Clarity in the Blink of an Eye // He seemed like the perfect boy. What could go wrong?

By Shira Mandel

Being thrown into the icy waters of shidduchim was hard for me after the warmth and comfort of two years in seminary in Yerushalayim. I had always envied the madrichot as I stood on our mirpeset and watched them go down the stone steps in heels and Shabbos clothes on a regular Sunday night. “Bracha’s going on a date tonight!” my roommate would yell excitedly, and we would all watch from above as the madrichah daintily got into a cab.

Although we didn’t really know what came next, we would spend the next hour imagining what must be happening at the David Citadel in real time. It was all fun and games. We’d sit around as the sun set, munching on Krembos and Bamba and talking about how much fun it would be once we too started shidduchim.

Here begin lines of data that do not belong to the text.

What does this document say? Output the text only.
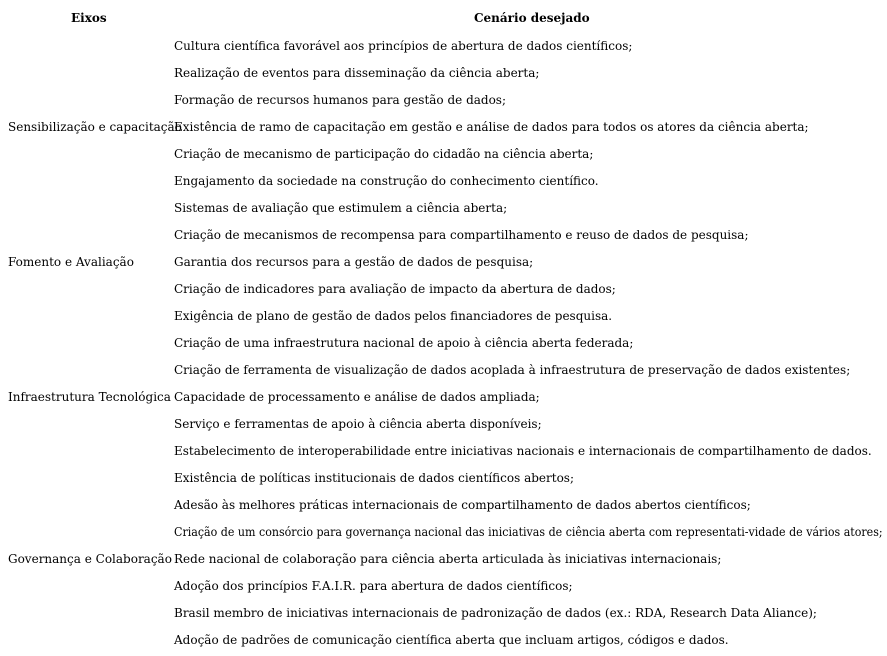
Eixos	Cenário desejado
Cultura científica favorável aos princípios de abertura de dados científicos;
Realização de eventos para disseminação da ciência aberta;
Formação de recursos humanos para gestão de dados;
Sensibilização e capacitação
Existência de ramo de capacitação em gestão e análise de dados para todos os atores da ciência aberta;
Criação de mecanismo de participação do cidadão na ciência aberta;
Engajamento da sociedade na construção do conhecimento científico.
Sistemas de avaliação que estimulem a ciência aberta;
Criação de mecanismos de recompensa para compartilhamento e reuso de dados de pesquisa;
Fomento e Avaliação	Garantia dos recursos para a gestão de dados de pesquisa;
Criação de indicadores para avaliação de impacto da abertura de dados;
Exigência de plano de gestão de dados pelos financiadores de pesquisa.
Criação de uma infraestrutura nacional de apoio à ciência aberta federada;
Criação de ferramenta de visualização de dados acoplada à infraestrutura de preservação de dados existentes;
Infraestrutura Tecnológica Capacidade de processamento e análise de dados ampliada;
Serviço e ferramentas de apoio à ciência aberta disponíveis;
Estabelecimento de interoperabilidade entre iniciativas nacionais e internacionais de compartilhamento de dados.
Existência de políticas institucionais de dados científicos abertos;
Adesão às melhores práticas internacionais de compartilhamento de dados abertos científicos;
Criação de um consórcio para governança nacional das iniciativas de ciência aberta com representati-vidade de vários atores;
Governança e Colaboração Rede nacional de colaboração para ciência aberta articulada às iniciativas internacionais;
Adoção dos princípios F.A.I.R. para abertura de dados científicos;
Brasil membro de iniciativas internacionais de padronização de dados (ex.: RDA, Research Data Aliance);
Adoção de padrões de comunicação científica aberta que incluam artigos, códigos e dados.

The calls started the day I landed back in the United States. As I am the oldest child in the family, my parents were understandably very new to the parshah. They weren’t all that excited for me to start shidduchim so soon, but it was only a matter of weeks before they became desperate. In the meantime, I got into a routine of teaching in the morning and taking health science courses in the afternoon in preparation for nursing school. I thought that what I was looking for would be easy to find, but oh, how wrong I was.

“I’m looking for a solid ben Torah who will always make time to learn but should also be working toward a parnasah,” I found myself telling a new shadchan one Tuesday night. “It would be nice if he had a good personality too.”

She looked at me awkwardly for a little too long, without saying anything.

“Did I say something wrong?” I asked.

“You’re really looking for the best of both worlds, aren’t you?” the rebbetzin asked with a laugh. “Well, you can’t have both.”

I fell flat as a pancake. I had spent an hour getting all dolled up to meet a shadchan only to be beaten down and told that what I was looking for didn’t exist.

The pattern of meeting shadchanim continued. Some were nicer and more pleasant than others, but the ones who weren’t nice just helped me appreciate the kindhearted ones so much more.

That Sunday I got a call from Mrs. Schwartz,* a local shadchan I’d met a week earlier. She told me she had the perfect idea, but there was no time to do any research as the boy was only in town for two more days.

Let’s just say that the suggestion was a disaster from the start. By the looks of this boy, he was at least ten years older than advertised, socially inappropriate, drove like a madman and practically proposed at the end of the date. Being young and naive about shidduch protocol didn’t help me either. As he was dropping me off, he asked, “So when do you want to go out again?” with something a bit too eager in his eyes that I couldn’t put my finger on.

“I’ll have to check my schedule and get back to the shadchan,” I replied, thinking that I would just tell her how uninterested I really was. When I told the shadchan what had happened, she reprimanded me for giving him the false impression that there would be a second date when I didn’t want one. I was told that because of this, I had to give him a second date even though I was completely uninterested. The rosy aura my friends and I had painted around the parshah was quickly fading to gray. That is, until the day I met Eli.*

Eli was a solid, put-together, nice-looking ben Torah in yeshivah who was also enrolled in a college program at night. It was a good match from the start. We got lost on the way home on our first date, but that was okay because he was a pleasure to be around. We spent hours talking about our goals, dreams and backgrounds. On our second date we went somewhere fun and had a good time; we had so much in common! We went out to eat on a third date, and I saw a close friend of mine sitting at a table across the room. She was munching on an appetizer and winking at me. “You guys are sooo cute!” she texted me later that night.